Uma noite ouvindo as notícias, enquanto tricotava um suéter, e Janaína que estava em seu quarto entra na sala para pegar um livro ao ver na televisão a foto de um delinquente começa a gritar. Almerinda sem entender, pensando que ela estava com dores, corre a acudir. — Que foi meu bem? Sente-se mal? — Não deixe ele me achar, por favor. — Calma, calma, está tudo bem. Ninguém vai te fazer mal. — Depois de acalentada, a menina começa sua narrativa.
 — Eu morei com aquele homem que apareceu na televisão. Ele me usava de mulher dele e me dava para seus amigos fazerem o mesmo. Fugi várias vezes, mas ele me achava sempre. Dizia que se eu fugisse novamente me mataria desta vez e me fazia dizer a todos que era meu pai, mas imagino que não era mesmo, as famílias se cuidam e ele só ganhava dinheiro comigo. Eu não queria lhe dizer nada disso, me desculpe. É tudo tão feio que a senhora vai sentir nojo de mim agora. Ele dizia que fui encontrada bebê no lixo, e uma das irmã dele me levou pra casa numa noite chuvosa. E isso é tudo que sei do meu nascimento. — Almerinda mal conseguia conter-se de emoção.
— E a tal irmã dele, onde está? — Ela morreu por causa de droga, faz tempo.
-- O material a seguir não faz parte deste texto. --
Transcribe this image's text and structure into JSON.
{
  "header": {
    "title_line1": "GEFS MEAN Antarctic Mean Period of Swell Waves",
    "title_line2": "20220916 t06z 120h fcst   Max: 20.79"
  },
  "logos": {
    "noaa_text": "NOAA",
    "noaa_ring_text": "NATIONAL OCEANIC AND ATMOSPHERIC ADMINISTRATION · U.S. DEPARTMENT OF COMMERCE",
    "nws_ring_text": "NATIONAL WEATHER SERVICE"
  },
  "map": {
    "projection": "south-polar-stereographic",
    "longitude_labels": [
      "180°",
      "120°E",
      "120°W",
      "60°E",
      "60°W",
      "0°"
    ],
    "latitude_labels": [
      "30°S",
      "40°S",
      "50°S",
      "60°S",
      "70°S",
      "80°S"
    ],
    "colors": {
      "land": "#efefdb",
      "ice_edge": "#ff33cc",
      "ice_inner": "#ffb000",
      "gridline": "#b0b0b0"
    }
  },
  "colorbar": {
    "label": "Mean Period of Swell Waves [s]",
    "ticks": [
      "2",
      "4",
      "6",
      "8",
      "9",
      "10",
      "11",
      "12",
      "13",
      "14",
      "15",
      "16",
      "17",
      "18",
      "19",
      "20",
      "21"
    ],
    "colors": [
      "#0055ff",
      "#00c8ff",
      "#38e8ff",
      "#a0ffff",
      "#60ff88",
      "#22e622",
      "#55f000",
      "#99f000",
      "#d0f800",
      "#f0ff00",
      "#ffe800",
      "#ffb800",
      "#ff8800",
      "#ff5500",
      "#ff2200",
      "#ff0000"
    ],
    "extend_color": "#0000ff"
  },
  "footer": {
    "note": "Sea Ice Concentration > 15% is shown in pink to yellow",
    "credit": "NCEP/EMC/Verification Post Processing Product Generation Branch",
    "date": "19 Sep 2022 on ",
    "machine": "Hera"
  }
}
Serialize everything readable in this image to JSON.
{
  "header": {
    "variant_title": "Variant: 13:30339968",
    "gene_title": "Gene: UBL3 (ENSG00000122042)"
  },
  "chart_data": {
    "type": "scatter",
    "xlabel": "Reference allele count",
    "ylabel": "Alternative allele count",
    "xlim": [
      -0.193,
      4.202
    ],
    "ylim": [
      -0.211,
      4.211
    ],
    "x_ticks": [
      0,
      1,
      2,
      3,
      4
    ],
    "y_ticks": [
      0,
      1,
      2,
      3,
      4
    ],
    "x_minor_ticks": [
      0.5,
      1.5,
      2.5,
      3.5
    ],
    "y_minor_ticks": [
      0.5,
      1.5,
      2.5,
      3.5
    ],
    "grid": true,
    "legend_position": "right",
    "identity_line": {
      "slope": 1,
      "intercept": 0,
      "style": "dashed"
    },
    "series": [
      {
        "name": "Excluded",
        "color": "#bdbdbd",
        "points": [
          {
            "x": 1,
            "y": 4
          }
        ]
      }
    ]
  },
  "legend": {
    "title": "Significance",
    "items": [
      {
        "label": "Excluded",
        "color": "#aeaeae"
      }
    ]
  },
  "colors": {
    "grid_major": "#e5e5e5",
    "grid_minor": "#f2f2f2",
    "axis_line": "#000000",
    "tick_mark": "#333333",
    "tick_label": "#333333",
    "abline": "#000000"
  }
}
Se ele me descobrir aqui, terei de voltar para casa, pois é capaz de ameaçar sua vida também.
— Ai minha filha querida! Vai longe o tempo que eu sentia medo de alguma coisa ou de alguém. — Disse a senhora sorrindo de leve.
— Bem, acho que chega de emoções por hoje, vamos dormir, amanhã é outro dia. Vamos resolver isso tudo, prometo.
O homem a quem a menina se referia estava preso, ela não sabia e era por isso que seu rosto estava estampado em rede nacional.
No dia seguinte bem cedinho Almerinda , que já tinha a tutela de Janaína, foi em busca de informações para adota-la definitivamente. Não é fácil vencer a burocracia, mas foi com grande alegria que Janaína se descobriu filha de Almerinda.
 — Esta é sua casa agora, e eu sou sua mãe. — Janaína chorou muito abraçada a sua mãe e quando conseguiu dizer qualquer coisa, murmurou um agradecimento.
Hoje em dia Almerinda é falecida, quando morreu estava com 80 anos e ainda teve tempo de ver a filha crescer e prosperar. 
Janaína era médica e além do trabalho no hospital, atendia aos moradores de rua nas horas vagas. 
Dizem suas amigas que, antes de fechar seus olhos a mãe disse à filha: — Quero que saibas o quanto sou grata por ter você em minha vida. Acho mesmo que tive muita sorte, porque morri uma vez. E foi por tua causa que eu ressuscitei. — Janaína emocionada também. — Eu também tive sorte e duas vidas. — As amigas estavam presentes, e de fato, nunca tinham visto uma pessoa morrer feliz.
Janaína não estava mais sozinha agora, pois eu filho nasceria logo, as amigas de Almerinda eram “tias” que esperavam com alegria a chegada da criança e desejavam sinceramente que ela e o marido fossem muito felizes.
Dessa narrativa só uma coisa é certa, o mundo ficou mais vazio sem a presença de Almerinda.
Era tão bom se todos os filhos de ninguém, encontrassem alguém!